The Dolls — the final original lineup included guitarists Sylvain Sylvain and Johnny Thunders, bassist Arthur Kane and drummer Jerry Nolan — rubbed shoulders with Lou Reed and Andy Warhol in the Lower East Side of Manhattan in the early 1970s.

They took their name from a toy hospital in Manhattan and were expected to take over the throne vacated by the Velvet Underground in the early 1970s. But neither of their first two albums — 1973’s “New York Dolls,” produced by Todd Rundgren, nor “Too Much Too Soon” a year later produced by Shadow Morton — charted.

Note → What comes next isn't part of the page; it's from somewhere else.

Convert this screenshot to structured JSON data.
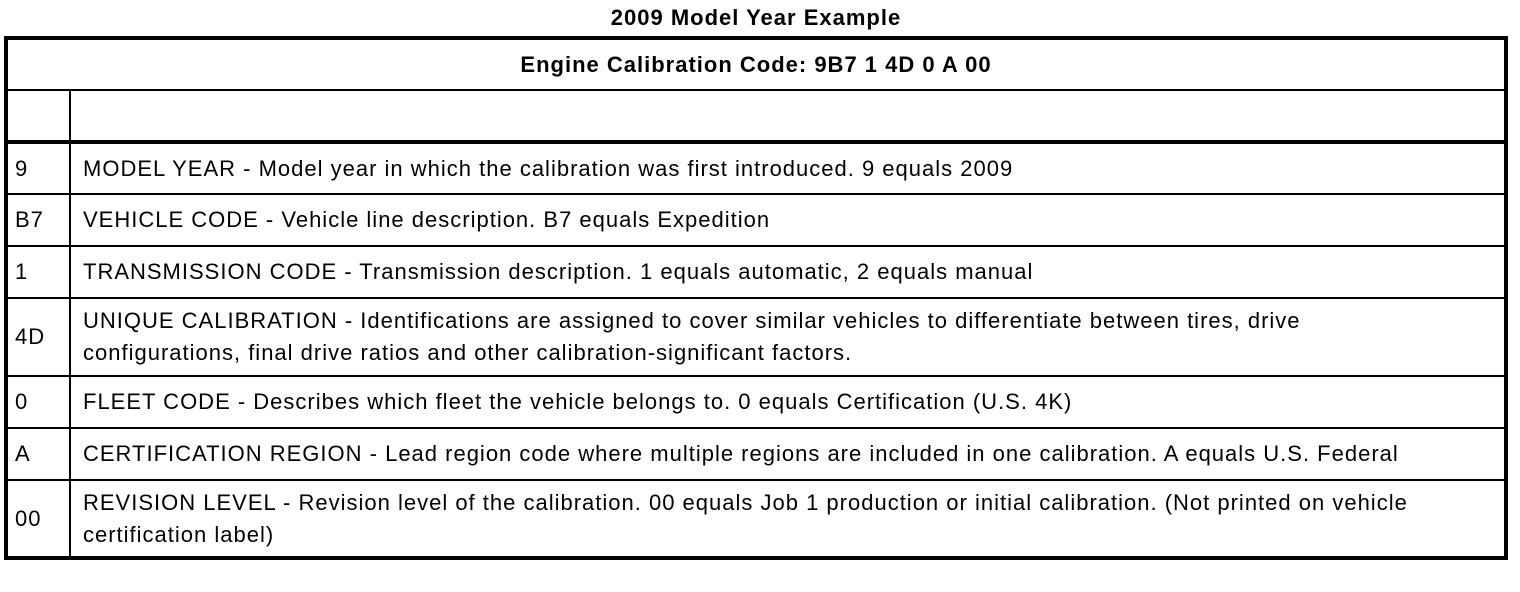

The review of their debut album in Rolling Stone was complementary of their “strange combination of high pop-star drag and ruthless street arrogance.”

Their songs included “Personality Crisis” (“You got it while it was hot/ But now frustration and heartache is what you got”), “Looking for a Kiss” (I need a fix and a kiss”) and “Frankenstein” (Is it a crime/ For you to fall in love with Frankenstein?”).

Rolling Stone, reviewing their second album, called them “the best hard-rock band in America right now” and called Johansen a “talented showman, with an amazing ability to bring characters to life as a lyricist.”

Decades later, Rolling Stone would list their self-titled debut album at No. 301 of the 500 Greatest Albums of All Time, writing “it’s hard to imagine the Ramones or the Replacements or a thousand other trash-junky bands without them.”

The Dolls, representing rock at its most debauched, were divisive. In 1973, they won the Creem magazine poll categories as the year’s best and worst new group. They were nominated several times for the Rock & Roll Hall of Fame but never got in.

Johansen is survived by his wife, Mara Hennessey, and a stepdaughter, Leah Hennessey.